Road Fever: New Generation Carnival Riddims from St. Lucia and Dominica

There’s a storm coming and it sounds like Road Fever. Compiled by Amsterdam-based, Curaçao-raised sonic explorer Rozaly and mixed by DJ Intl Prostyle in Saint Lucia, Road Fever is a blistering, 55-and-a-half-minute ride through the raw, rhythm-forward heart of contemporary Caribbean music. Released by Soundway Records, the compilation is a powerful testament to the evolving sounds of the region, built on riddims designed for movement, sweat, and release.
At the core of Road Fever is a bold idea: to strip back the Caribbean party track and let the riddim speak for itself. These instrumentals, born from the streets and carnivals of St. Lucia, Dominica, and Guadeloupe, are usually foundations for vocalists. Here, they’re presented raw and unfiltered - standalone expressions of rhythm that punch, pull, and pulse with life.
Rozaly, a DJ, curator, and researcher known for his previous work with Patta on our recent Marshall collaboration is committed to challenging the limits of Caribbean musical memory, describes the experience best: “Once you hear it, you can’t unhear or unfeel it.”

And what you hear on Road Fever is nothing short of a sonic collision. Built from FL Studio percussion packs, chopped DJ samples, distorted vox clips, and synth riffs that could cut steel, these tracks sit at the intersection of trap, drill, dancehall, sped-up Haitian konpa, and Angolan kuduro. The BPM rarely dips below 150 so the energy never lets up.
With contributions from both established and underground production crews - including Krome Productions, Viral Riddims, Ransum Records, Veaygel Productions, Shazdown Mmw, DJ Demafidem, ScarnX, Slaughter Arts Media, and a poignant appearance by the late trailblazer G6 Productions (RIP) - Road Fever is as much a celebration as it is a time capsule of a regional sound on the rise.
The compilation zeroes in on two of the most electric genres coming out of the Eastern Caribbean: Dennery Segment from Saint Lucia, and Bouyon from Dominica and Guadeloupe.
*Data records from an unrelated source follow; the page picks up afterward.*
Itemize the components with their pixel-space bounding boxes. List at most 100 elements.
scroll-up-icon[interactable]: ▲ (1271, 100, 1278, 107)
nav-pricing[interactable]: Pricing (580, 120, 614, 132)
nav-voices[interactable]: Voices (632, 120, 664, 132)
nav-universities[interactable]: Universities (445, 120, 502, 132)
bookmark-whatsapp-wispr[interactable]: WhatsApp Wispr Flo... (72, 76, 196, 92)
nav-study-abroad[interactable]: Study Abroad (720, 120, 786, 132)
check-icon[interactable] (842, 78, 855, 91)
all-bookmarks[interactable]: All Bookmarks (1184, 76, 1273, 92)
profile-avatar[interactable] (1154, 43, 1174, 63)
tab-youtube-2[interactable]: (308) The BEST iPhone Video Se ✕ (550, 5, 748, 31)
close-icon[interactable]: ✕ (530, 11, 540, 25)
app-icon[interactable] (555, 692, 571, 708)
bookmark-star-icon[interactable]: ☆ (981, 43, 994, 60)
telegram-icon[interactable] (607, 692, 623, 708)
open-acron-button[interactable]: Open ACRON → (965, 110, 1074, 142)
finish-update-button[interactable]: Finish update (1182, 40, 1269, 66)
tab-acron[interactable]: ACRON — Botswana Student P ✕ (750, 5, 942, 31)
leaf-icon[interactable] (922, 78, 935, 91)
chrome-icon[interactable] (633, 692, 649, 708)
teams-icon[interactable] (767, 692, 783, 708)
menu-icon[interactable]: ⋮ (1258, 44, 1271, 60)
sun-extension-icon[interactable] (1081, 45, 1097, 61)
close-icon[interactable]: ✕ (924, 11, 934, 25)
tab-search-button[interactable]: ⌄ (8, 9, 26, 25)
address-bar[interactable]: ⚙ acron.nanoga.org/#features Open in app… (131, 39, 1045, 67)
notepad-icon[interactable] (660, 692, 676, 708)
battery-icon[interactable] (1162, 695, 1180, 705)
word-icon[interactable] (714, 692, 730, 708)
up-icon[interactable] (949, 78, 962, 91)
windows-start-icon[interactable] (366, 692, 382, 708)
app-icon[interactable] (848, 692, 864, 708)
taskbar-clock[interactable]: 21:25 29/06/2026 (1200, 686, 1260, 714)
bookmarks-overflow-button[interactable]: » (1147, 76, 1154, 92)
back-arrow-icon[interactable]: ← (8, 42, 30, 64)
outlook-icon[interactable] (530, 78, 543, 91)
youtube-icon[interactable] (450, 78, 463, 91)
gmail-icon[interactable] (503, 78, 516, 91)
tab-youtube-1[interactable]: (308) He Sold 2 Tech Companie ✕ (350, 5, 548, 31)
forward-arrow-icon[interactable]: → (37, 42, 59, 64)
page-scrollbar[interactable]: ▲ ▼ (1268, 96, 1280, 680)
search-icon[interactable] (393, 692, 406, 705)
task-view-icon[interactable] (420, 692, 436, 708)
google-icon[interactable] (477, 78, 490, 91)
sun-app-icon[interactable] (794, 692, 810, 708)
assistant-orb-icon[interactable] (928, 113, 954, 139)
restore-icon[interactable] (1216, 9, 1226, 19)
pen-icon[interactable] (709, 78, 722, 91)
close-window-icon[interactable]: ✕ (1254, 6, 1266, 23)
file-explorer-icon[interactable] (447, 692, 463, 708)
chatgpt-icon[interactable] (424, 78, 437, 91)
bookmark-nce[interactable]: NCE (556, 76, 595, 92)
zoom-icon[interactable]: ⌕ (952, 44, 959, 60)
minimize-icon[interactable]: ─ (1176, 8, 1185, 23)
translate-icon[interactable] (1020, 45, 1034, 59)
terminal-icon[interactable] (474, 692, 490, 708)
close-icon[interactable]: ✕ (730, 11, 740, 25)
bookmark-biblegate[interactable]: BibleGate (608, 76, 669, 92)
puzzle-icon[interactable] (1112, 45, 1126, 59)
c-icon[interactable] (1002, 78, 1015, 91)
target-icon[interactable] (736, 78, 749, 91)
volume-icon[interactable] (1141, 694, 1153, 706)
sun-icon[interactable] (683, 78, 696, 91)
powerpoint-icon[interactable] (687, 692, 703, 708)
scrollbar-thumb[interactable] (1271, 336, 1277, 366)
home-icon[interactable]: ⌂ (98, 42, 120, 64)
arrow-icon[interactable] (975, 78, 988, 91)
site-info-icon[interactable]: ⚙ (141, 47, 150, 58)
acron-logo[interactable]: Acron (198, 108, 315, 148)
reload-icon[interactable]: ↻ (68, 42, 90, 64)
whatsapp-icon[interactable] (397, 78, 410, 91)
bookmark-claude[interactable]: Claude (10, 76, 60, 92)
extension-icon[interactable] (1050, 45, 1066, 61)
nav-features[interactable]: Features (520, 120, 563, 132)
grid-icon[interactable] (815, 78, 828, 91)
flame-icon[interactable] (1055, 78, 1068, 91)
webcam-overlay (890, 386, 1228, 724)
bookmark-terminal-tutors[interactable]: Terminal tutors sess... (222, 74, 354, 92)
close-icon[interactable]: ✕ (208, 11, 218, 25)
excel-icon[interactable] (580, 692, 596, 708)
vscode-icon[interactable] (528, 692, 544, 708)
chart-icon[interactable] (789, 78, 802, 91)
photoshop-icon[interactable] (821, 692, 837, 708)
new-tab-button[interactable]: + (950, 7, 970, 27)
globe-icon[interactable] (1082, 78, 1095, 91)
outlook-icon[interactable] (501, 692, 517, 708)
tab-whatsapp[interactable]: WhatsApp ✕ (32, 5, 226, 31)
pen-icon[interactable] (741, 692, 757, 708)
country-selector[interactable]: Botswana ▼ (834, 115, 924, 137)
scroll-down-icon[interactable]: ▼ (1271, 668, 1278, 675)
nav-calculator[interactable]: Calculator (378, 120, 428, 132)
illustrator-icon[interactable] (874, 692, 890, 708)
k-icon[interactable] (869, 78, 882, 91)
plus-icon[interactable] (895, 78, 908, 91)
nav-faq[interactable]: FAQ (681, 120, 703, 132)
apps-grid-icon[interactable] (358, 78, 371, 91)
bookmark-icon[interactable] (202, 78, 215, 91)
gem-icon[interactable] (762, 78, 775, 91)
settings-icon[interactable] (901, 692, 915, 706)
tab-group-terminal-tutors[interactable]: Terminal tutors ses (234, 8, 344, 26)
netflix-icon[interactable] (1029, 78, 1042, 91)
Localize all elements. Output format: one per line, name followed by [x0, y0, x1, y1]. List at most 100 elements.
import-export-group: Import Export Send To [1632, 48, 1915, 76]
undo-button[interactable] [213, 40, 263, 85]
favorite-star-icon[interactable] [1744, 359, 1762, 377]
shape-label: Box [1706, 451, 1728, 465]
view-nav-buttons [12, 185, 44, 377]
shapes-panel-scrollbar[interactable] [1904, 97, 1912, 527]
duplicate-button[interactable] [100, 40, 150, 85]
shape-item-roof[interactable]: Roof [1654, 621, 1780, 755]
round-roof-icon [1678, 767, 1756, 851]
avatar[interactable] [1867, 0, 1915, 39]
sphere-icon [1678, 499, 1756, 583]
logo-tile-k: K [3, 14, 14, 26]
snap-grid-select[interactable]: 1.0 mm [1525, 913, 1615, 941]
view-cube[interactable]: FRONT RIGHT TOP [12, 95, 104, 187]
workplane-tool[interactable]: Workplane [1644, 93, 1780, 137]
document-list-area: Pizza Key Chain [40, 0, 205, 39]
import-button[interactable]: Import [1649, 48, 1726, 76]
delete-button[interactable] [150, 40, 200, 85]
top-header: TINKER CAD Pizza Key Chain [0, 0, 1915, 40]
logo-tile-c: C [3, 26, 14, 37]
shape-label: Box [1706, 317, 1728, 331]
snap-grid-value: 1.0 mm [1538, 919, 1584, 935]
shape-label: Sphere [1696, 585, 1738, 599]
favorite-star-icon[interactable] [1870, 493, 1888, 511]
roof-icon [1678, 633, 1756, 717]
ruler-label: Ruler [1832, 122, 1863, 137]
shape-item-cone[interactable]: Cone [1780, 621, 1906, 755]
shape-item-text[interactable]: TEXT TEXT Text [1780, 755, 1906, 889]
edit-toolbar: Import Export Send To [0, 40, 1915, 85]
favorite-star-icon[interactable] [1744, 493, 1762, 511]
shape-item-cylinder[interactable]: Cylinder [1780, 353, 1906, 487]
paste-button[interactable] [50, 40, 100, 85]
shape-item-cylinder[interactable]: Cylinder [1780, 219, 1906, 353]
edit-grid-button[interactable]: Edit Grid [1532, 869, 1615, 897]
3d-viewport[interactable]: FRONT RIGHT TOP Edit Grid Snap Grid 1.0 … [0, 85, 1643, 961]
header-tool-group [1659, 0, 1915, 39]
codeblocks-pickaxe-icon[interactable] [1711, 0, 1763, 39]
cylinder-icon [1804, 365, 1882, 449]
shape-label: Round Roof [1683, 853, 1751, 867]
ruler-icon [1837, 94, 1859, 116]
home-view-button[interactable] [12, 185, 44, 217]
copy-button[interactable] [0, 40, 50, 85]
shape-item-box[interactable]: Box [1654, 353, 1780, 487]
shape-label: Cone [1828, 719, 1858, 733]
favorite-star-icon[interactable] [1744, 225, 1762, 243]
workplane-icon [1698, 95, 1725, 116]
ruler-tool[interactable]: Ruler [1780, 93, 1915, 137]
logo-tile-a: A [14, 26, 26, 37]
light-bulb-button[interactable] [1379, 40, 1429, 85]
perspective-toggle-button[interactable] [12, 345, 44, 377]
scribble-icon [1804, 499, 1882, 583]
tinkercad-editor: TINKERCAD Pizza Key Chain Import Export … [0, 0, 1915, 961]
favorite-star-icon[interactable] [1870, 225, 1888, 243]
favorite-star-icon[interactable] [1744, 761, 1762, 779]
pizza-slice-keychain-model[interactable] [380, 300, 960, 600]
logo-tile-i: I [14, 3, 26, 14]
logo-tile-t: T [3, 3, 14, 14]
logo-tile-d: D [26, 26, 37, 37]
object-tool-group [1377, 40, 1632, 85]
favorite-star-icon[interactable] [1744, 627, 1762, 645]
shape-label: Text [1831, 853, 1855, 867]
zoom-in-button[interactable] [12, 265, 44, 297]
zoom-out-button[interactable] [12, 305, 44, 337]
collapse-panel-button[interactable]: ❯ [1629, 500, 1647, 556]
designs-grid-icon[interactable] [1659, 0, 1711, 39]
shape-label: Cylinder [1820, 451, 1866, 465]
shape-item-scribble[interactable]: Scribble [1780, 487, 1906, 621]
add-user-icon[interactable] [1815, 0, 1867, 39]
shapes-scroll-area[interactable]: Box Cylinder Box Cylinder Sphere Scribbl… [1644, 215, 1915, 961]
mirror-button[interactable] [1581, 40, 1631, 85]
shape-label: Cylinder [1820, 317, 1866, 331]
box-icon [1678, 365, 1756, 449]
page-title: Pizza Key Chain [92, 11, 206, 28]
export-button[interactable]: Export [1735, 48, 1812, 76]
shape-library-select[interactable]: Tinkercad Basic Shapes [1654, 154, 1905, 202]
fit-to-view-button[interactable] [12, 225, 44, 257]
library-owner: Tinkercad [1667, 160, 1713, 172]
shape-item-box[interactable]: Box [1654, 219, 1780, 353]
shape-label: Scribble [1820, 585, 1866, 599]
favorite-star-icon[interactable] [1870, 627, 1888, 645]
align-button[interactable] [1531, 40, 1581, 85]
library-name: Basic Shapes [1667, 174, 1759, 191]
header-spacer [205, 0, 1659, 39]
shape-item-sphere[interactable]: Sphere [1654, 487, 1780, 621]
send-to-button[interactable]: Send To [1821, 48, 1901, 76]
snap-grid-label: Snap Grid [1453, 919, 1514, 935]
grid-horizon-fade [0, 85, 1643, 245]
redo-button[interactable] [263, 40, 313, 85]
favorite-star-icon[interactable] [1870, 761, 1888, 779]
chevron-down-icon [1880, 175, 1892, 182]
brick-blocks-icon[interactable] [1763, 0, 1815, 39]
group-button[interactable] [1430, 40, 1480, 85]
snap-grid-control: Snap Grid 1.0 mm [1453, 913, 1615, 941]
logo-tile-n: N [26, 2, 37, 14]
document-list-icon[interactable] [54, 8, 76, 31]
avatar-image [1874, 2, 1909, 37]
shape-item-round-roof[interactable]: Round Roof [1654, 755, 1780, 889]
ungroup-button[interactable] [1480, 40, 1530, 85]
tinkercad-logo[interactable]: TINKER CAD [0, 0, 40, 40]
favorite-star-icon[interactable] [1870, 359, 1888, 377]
Both styles are defined by their fierce minimalism, DIY ethos, and relentless drive - music best heard through walls of speakers on carnival trucks or blasting from a cracked phone speaker with the volume maxed out.

“This is a musical movement with an entire history,” Rozaly says. “And so many relevant reasons why it still exists, and why it exists the way it exists right now.”
Road Fever is out now on vinyl, digital, and a limited cassette edition mixed live by DJ Intl Prostyle. It drops alongside a short IG reel-formatted film created by Rozaly and filmmaker Selwyn De Wind offering a visual companion to this urgent, body-moving release.
Whether you’re a fan of Caribbean music or just looking to feel something different-louder, faster, rawer - Road Fever is essential for all collectors.